E falando de promessas de talento não cumpridas, ninguém melhor do que Marat Safin. O russo segue sendo um dos favoritos das arquibancadas mundo afora. Poucos tenistas têm seu carisma e sua capacidade de encantar. Tanto na quadra, pelas habilidades e o gênio instável, e fora da quadra, principalmente pela transparência crônica que o público agradece, ainda mais em em tempos de tantos marqueteiros sem nenhuma vergonha.

Até hoje Safin nunca escondeu que odeia jogar na grama. Algumas de suas declarações sobre o piso são impublicáveis. Alem disso, seu último ano foi de um fracasso impar, se considerarmos tanto suas capacidades como suas contusões. Mas talvez o sucesso da irmã em Paris o tenha inspirado. E vale lembrar que Dinara disse na época das semifinais que o irmão estava em Londres – logicamente treinando na grama.

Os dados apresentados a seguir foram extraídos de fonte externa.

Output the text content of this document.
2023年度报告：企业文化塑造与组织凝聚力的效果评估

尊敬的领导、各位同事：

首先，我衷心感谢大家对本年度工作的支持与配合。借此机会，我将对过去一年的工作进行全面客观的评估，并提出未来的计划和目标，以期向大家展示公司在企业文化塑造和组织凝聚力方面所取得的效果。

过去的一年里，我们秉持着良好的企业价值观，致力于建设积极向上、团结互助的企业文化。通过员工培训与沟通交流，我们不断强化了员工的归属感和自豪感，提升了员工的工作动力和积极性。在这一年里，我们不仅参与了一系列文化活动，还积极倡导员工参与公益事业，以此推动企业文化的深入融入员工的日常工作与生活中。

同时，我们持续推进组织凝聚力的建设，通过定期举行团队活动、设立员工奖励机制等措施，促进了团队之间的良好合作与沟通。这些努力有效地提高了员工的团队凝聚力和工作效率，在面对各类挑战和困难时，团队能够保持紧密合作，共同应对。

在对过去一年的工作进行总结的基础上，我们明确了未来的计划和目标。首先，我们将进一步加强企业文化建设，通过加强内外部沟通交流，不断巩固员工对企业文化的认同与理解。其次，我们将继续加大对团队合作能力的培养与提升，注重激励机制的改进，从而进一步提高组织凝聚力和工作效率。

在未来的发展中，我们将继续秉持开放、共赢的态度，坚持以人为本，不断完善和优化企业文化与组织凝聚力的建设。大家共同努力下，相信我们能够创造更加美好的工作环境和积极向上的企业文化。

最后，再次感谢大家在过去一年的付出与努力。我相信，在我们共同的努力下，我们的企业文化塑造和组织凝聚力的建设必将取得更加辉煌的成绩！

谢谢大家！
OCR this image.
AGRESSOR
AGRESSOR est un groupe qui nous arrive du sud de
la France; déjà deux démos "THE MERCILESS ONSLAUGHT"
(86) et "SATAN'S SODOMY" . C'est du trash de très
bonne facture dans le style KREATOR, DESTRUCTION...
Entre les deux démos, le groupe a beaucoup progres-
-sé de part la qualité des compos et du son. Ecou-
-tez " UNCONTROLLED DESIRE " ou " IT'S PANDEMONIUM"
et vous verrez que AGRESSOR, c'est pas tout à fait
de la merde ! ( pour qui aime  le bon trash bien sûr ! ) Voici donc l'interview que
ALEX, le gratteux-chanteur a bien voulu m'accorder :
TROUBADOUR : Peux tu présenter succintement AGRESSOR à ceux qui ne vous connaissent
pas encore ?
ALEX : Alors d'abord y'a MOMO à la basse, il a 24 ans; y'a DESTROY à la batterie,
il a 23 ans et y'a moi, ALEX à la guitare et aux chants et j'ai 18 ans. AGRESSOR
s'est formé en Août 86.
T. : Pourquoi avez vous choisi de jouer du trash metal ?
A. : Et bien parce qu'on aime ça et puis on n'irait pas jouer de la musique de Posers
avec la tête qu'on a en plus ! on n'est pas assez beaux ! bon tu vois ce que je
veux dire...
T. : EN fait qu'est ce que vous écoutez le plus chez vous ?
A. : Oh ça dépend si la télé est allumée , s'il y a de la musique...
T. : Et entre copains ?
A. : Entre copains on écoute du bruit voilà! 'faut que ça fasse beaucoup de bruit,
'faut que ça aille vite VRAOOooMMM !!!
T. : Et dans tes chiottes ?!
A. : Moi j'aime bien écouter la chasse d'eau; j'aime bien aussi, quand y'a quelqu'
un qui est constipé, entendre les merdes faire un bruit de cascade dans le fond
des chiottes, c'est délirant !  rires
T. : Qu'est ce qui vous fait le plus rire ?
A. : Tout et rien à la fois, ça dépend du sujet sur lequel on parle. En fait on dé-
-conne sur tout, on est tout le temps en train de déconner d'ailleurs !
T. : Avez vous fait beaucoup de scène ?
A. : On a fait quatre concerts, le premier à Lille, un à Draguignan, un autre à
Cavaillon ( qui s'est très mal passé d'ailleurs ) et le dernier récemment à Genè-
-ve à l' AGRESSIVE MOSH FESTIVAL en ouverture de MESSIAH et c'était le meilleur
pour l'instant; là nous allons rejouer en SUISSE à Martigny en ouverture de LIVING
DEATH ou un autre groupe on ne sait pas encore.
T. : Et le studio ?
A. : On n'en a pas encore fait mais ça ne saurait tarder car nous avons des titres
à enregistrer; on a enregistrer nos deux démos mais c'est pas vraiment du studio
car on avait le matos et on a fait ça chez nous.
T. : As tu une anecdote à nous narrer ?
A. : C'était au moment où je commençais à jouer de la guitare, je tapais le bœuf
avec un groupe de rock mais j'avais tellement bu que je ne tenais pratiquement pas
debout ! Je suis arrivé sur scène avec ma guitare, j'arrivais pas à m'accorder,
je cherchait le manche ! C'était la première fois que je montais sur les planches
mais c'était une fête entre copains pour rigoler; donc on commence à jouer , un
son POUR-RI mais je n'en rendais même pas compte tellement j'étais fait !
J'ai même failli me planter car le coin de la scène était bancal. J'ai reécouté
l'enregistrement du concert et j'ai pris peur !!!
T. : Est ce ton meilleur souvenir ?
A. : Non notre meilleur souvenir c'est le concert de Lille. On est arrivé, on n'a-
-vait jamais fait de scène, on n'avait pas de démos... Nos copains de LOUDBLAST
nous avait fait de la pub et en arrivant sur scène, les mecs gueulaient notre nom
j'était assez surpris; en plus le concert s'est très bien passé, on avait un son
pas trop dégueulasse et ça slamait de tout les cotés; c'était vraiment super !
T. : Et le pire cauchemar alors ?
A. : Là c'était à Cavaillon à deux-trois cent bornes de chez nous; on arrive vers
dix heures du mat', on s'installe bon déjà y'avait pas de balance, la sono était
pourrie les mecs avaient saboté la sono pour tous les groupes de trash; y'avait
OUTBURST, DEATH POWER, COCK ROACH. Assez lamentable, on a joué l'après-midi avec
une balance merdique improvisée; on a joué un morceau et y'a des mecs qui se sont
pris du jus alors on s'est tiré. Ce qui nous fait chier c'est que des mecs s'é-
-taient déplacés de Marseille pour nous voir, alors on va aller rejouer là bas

Do jogo só vi o pouco que o site de Wimbledon disponibiliza. Ali vemos um Djokovic de cabeça baixa, sem brilho e titubeante. Nas estatísticas descobrimos que o sérvio cometeu 10 duplas falta, contra somente 4 aces, só venceu 35% dos pontos em seu segundo serviço e 27% dos pontos em que recebeu, e teve um único break point na partida. São números de quem sentiu os nervos e não jogou com confiança. Pouco para quem sonhava alto.

O lado bom da coisa, e quase sempre há um, é que Marat Safin continua no torneio. E confiante.

E Federer passeou na Quadra Central contra o sueco Soderling, que saca muito e não é nenhuma flor que se cheire. E assim vai se colocando os pontos nos Is.